Moved to the shows section.


----------



## Durhamchance (Mar 21, 2008)

I'm going :2thumb:


----------



## Kami22 (Apr 21, 2008)

Do you need tickets? and what time does it start cos I really wanna go!


----------



## Durhamchance (Mar 21, 2008)

Kami22 said:


> Do you need tickets? and what time does it start cos I really wanna go!
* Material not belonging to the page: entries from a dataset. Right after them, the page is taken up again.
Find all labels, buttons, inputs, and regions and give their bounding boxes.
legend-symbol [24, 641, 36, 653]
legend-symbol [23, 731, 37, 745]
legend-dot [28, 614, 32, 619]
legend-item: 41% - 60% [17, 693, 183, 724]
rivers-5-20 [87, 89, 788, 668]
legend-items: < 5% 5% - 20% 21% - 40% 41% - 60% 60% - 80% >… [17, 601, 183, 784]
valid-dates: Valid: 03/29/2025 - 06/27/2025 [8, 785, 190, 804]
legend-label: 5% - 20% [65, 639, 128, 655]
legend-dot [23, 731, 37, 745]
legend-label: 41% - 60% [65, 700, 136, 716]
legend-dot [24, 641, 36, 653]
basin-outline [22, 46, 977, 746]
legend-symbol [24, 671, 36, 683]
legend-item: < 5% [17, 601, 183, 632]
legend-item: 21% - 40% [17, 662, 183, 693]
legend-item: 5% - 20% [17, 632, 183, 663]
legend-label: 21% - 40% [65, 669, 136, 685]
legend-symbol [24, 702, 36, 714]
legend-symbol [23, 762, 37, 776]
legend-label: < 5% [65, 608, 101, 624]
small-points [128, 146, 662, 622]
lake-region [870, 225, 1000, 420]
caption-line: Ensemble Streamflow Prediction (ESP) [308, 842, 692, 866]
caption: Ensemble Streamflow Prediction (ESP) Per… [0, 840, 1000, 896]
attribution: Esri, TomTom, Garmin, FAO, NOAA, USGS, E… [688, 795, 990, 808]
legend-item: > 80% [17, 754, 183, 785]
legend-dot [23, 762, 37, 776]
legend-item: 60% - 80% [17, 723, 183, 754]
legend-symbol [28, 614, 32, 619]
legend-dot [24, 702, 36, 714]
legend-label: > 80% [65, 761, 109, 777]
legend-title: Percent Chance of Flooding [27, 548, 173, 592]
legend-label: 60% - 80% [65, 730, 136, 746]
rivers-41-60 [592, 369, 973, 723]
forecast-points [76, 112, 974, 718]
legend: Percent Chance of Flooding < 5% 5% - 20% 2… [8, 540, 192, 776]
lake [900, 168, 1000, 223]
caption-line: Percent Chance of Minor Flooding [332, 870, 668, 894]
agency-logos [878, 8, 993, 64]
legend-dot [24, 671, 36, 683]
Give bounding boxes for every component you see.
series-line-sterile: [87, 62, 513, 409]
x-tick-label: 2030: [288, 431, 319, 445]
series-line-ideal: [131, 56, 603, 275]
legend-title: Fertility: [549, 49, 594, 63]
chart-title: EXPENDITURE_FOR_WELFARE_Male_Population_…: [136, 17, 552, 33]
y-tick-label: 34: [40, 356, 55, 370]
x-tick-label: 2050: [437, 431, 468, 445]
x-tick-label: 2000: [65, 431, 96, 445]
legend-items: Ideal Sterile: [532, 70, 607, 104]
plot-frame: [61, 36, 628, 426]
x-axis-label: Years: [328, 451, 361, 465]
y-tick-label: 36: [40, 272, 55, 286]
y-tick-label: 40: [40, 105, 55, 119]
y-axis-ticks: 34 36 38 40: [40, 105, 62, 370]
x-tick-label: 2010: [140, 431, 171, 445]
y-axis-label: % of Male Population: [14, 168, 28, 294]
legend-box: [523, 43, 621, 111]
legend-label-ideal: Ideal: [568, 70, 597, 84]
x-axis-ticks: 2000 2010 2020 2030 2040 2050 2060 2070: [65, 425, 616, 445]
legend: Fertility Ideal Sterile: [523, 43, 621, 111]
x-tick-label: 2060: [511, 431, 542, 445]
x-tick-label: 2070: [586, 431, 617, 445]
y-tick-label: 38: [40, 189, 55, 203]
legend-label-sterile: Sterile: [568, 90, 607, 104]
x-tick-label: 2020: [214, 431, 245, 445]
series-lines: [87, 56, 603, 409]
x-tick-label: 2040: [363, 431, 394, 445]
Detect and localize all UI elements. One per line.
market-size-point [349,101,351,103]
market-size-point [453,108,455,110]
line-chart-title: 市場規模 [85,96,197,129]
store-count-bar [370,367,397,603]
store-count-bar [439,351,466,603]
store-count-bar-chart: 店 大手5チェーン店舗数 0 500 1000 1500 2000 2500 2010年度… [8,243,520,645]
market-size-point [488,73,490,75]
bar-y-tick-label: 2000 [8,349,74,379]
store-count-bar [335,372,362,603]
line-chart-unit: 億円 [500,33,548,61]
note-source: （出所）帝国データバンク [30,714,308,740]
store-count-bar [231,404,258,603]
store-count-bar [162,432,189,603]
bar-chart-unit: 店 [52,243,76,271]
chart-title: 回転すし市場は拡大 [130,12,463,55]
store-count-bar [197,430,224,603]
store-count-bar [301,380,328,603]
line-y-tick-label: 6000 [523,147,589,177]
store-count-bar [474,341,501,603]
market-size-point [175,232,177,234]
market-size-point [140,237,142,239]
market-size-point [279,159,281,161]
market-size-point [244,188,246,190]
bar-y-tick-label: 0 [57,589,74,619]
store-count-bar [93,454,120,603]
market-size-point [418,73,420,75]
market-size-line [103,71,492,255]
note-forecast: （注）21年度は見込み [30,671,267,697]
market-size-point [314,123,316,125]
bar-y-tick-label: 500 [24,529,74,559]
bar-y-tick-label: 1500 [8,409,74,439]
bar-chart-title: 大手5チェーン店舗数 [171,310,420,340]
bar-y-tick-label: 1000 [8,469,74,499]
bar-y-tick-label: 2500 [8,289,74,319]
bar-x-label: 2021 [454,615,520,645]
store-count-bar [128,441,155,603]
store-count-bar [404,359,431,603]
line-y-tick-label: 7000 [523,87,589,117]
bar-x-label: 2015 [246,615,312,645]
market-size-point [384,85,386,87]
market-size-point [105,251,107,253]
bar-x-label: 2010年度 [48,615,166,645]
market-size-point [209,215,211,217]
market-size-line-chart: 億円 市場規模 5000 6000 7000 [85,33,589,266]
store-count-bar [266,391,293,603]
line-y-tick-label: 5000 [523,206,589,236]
No, you pay on the door. Non IHS members are £5 each and can get in from 10.15am


----------



## Kami22 (Apr 21, 2008)

Ah thats cool cos we live about 30 mins away... Is it at the arena?


----------



## Durhamchance (Mar 21, 2008)

Its at the dome.


----------



## sulcata2big (Nov 7, 2007)

so whats people going to buy at donny


----------



## Saff (Jun 9, 2007)

im goin!!getting a nice leo!!lol


----------



## byglady (Jun 9, 2007)

We are going, selling leopard geckos,


----------



## jaykickboxer (Feb 11, 2008)

im going!!!!!!gets myself some leos and sell 1!!!!!!!!


----------



## Dirtydozen (Feb 7, 2007)

im going, eill have beardeds, corns rats etc for sale


----------



## blue-saphire (Oct 22, 2007)

sulcata2big said:


> just like to have a look and a chat


chat to me if you want, ill see you there 
ill show you the bci i get :2thumb:


----------



## biglad52002 (Mar 9, 2007)

ill be there should be good


----------